Sixty years later Sophie Matheson is on a quest to find Belle and her family after discovering the wedding dress. The Sweet Wattle Creek Centenary brings more challenges when her past catches up and she must fight for all that matters to her. Who were Belle and Martha and what links their lives together?
Kaye Dobbie has masterfully married two times fames to produce an exciting narrative that is both historical (1930’s) and contemporary (1980’s) fiction and there are aspects of life in both time periods that are relevant to the world we live in today. I found the history and social commentary of Australia between the wars and of the Great Depression illuminating; PTSD, the aftermath of war on families and communities, poverty, the role of women in society, unemployment were and are significant worldwide issues and it was exciting to learn a little more about this period by the device of using Sophie and Ian’s search for the provenance of the wedding dress.
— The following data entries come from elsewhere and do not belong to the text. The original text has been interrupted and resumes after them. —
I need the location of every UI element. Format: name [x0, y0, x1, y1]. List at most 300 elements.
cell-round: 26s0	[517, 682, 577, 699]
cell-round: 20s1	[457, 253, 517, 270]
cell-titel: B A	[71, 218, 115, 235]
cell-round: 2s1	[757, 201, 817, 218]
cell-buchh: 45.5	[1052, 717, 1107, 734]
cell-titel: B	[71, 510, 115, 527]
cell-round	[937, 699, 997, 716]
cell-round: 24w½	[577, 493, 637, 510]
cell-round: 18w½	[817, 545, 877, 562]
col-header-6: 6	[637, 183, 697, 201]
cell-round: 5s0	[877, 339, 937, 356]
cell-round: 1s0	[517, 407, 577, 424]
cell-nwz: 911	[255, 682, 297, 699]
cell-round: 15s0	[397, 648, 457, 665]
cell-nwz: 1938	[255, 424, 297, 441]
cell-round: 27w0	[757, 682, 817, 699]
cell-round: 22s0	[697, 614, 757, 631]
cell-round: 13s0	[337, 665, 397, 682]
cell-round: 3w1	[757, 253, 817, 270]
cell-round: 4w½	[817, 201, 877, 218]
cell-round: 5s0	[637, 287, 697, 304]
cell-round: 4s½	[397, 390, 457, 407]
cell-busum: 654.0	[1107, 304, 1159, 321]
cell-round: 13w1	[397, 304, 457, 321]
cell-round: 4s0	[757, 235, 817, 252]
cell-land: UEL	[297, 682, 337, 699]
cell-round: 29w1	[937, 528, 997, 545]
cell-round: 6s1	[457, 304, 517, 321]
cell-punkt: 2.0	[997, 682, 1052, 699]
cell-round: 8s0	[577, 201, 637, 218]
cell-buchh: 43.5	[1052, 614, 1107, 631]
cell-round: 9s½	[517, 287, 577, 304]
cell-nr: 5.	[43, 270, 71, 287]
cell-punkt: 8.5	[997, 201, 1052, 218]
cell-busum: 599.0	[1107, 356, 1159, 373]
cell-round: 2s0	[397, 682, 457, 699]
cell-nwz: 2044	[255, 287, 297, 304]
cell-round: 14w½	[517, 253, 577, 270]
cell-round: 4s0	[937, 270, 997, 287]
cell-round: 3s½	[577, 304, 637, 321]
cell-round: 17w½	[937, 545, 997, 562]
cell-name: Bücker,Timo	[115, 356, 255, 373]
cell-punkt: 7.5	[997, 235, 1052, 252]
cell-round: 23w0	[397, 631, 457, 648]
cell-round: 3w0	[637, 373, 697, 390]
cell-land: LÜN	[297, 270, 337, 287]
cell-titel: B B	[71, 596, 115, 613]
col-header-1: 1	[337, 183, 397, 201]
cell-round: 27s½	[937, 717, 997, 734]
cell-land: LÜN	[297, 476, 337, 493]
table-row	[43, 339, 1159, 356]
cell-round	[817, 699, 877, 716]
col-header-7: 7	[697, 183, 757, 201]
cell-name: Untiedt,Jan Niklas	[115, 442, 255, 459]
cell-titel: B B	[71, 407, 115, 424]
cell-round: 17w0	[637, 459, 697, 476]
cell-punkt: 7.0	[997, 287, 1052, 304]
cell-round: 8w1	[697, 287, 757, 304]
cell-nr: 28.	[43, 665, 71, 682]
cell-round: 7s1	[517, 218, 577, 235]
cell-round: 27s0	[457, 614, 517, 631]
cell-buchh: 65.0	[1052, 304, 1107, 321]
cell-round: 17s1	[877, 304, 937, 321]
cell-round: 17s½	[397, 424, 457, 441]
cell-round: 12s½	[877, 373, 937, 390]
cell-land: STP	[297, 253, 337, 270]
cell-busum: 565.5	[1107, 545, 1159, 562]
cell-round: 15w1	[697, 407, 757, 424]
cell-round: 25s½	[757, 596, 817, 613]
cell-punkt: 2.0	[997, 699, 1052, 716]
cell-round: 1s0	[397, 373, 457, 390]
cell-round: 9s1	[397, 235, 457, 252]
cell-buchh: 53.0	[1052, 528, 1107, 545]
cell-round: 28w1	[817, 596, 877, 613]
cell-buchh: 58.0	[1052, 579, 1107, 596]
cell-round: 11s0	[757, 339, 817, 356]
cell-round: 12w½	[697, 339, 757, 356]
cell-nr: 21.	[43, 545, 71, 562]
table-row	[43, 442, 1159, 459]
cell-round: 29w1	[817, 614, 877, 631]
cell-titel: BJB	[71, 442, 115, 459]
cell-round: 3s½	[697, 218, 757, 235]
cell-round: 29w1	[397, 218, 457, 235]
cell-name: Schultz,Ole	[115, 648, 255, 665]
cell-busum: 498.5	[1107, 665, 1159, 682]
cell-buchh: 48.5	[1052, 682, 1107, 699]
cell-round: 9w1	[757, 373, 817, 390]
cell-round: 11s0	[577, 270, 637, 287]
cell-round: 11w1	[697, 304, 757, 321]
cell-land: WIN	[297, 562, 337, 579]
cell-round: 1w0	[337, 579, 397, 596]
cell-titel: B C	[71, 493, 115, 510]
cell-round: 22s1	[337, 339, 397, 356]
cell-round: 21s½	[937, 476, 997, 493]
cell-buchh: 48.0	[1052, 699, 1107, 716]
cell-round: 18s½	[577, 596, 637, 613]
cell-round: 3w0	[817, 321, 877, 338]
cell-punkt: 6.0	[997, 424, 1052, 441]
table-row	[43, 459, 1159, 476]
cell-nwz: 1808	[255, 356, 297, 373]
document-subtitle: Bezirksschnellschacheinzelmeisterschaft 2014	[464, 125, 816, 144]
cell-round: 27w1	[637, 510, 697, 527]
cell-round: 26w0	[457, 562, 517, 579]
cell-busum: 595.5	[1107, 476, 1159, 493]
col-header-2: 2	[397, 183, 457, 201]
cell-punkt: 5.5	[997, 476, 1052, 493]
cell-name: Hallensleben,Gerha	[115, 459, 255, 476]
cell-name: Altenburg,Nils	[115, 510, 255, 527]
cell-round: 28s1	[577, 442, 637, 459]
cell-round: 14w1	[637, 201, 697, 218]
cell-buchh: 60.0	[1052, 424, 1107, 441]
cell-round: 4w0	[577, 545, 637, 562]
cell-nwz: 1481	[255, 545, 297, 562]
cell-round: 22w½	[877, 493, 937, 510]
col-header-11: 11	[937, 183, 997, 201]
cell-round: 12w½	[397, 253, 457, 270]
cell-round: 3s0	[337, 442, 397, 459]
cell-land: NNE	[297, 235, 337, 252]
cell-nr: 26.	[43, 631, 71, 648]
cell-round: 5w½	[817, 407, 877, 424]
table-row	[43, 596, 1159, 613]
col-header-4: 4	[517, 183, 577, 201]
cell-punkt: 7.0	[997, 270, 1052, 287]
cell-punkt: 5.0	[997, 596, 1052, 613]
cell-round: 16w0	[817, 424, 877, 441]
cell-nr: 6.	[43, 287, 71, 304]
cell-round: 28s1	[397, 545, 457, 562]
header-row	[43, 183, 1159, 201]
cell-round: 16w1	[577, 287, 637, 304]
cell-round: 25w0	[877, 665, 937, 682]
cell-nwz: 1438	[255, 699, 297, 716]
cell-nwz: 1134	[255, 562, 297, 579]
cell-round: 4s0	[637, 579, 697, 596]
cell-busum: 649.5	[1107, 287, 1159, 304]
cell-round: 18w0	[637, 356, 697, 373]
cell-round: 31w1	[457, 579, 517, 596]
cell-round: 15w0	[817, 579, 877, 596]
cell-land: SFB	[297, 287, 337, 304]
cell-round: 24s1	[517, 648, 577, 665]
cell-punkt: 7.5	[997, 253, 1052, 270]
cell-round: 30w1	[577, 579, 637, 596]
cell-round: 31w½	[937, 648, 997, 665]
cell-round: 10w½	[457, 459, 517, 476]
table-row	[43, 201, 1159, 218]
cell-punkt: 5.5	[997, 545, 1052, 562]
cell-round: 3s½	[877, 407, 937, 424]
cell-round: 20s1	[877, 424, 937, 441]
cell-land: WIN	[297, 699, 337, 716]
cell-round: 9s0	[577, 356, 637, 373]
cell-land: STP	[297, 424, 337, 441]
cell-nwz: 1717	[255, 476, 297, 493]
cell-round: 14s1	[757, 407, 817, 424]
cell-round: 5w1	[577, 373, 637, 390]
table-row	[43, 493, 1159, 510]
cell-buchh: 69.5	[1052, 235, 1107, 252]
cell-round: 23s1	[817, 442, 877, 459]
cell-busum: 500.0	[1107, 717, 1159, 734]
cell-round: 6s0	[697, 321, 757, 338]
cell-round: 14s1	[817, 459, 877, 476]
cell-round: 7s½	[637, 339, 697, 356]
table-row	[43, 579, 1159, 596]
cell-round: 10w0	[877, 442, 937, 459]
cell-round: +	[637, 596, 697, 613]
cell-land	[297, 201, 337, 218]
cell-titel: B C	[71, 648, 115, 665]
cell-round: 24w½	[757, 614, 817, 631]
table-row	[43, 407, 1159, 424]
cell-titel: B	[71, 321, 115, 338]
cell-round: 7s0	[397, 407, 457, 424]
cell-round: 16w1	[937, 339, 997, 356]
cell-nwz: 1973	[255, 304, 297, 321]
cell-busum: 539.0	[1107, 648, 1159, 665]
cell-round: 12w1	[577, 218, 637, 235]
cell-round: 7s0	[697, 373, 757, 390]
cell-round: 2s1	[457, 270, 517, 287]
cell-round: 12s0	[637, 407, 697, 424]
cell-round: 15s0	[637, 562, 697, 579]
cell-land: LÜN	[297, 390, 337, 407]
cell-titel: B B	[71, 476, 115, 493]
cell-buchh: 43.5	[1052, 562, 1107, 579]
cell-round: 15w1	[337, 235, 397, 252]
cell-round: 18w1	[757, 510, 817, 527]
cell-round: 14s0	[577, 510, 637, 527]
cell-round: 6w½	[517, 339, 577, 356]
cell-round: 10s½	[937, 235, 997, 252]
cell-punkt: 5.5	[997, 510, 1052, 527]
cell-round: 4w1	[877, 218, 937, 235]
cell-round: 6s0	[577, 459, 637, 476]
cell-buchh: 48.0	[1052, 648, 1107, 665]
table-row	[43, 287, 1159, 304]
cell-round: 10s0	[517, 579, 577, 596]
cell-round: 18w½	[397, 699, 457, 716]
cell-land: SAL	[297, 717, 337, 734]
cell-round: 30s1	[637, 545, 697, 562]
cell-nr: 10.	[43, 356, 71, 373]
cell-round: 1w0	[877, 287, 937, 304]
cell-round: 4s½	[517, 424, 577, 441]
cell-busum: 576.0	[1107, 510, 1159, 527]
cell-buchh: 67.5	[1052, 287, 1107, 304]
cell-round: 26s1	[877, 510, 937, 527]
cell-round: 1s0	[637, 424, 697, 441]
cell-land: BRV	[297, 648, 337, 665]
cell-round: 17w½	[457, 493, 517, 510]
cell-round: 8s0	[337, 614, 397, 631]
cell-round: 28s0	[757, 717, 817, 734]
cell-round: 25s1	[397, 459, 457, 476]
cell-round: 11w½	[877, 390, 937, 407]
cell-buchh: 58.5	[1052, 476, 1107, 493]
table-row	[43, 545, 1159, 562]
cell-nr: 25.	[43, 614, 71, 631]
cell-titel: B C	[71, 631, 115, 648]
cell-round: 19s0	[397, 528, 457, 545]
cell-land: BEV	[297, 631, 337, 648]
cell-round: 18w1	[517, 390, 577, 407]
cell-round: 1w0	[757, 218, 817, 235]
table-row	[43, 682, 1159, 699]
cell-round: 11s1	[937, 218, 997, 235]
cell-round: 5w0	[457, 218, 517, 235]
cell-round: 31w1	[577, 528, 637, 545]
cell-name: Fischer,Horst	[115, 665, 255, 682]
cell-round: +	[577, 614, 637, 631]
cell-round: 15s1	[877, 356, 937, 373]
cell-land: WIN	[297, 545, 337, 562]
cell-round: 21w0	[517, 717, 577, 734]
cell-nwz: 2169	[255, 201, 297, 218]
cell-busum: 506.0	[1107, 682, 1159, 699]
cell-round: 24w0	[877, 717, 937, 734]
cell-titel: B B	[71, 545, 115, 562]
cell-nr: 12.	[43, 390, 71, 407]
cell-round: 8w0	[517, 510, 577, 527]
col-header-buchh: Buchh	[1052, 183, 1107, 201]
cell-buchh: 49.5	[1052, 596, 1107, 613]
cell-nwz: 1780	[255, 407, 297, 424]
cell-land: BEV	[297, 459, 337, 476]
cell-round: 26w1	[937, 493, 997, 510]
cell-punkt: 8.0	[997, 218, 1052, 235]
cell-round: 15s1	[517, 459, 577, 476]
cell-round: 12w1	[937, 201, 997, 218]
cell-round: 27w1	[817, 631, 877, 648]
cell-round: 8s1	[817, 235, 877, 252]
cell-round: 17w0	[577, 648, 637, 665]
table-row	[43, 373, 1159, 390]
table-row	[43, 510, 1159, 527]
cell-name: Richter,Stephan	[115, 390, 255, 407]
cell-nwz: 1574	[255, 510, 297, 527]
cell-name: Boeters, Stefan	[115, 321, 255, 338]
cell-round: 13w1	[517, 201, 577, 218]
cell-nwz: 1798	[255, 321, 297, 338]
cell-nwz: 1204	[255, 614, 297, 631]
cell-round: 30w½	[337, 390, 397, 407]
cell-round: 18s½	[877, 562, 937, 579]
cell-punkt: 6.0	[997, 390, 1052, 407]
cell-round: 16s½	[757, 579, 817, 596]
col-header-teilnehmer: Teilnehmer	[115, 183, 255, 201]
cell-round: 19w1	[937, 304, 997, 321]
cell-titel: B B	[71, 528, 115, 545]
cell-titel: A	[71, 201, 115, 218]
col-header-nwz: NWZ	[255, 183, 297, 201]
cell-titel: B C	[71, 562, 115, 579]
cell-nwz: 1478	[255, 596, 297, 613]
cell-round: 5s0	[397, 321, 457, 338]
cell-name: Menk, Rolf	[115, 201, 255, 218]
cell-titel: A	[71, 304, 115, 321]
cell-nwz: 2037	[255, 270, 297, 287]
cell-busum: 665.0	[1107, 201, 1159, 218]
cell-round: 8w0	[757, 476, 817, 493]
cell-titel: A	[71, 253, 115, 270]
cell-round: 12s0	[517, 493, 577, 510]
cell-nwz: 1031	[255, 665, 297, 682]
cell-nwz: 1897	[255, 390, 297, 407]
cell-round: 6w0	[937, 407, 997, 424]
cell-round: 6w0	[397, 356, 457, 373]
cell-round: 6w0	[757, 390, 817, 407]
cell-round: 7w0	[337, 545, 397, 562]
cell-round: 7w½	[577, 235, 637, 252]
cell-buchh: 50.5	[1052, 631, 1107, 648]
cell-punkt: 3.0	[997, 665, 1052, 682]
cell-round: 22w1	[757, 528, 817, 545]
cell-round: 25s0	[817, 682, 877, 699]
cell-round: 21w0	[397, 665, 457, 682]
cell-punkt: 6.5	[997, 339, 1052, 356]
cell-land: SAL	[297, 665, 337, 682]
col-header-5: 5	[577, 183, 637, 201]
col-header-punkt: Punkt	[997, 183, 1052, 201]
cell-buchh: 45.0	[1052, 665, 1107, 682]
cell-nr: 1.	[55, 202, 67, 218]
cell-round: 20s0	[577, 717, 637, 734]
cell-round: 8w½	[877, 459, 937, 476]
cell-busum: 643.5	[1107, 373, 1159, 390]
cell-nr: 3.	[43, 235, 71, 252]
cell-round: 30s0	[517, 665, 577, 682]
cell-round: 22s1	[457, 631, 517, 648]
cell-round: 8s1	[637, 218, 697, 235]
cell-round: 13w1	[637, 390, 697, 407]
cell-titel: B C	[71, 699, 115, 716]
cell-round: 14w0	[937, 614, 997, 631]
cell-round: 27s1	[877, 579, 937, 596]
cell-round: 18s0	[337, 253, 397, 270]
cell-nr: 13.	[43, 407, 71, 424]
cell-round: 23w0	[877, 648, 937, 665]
Chapters alternate between the two periods and each chapter is clearly marked with the location, the year and whose voice we are listening to– Sophie’s (1980’s) or Belle’s (1930’s) – there is no chance of getting lost in this duality of time that sometimes happens in novels that employ this device – all is very clear and I thank the author for making it so – I never had to go back and re read to work out where I was or who I was listening to.
In both time periods we have protagonists that are strong, determined, resourceful and caring women. Dobbie writes her lead characters with poise, grace and humanity. The issue of small town attitudes and prejudices of the 1930’s – in particular the perceived social, economic and moral attitudes towards the “travellers,” the displaced victims of the Depression is comparable to attitudes today to the to the displaced people of Syria – the same fears and misconceptions surrounding their plight leapt out at me as I read this book. I think there is a lesson or two here we can all take from Belle and Michael’s attitudes of social responsibility.
Belle lived in a time of great upheaval, upheaval is a theme that is also prevalent in Sophie’s life too. Sophie’s story evokes much empathy and her situation is just as relevant to many women today as it was back in the 1980’s (no spoilers here.) Dobbie successfully reflects upon attitudes of the time as we discover more about the life and history of both female protagonists.
A blend of historical and contemporary fiction, with a dash of empathetic characters, drama, suspense and social commentary and Kaye Dobbie has created a recipe for success.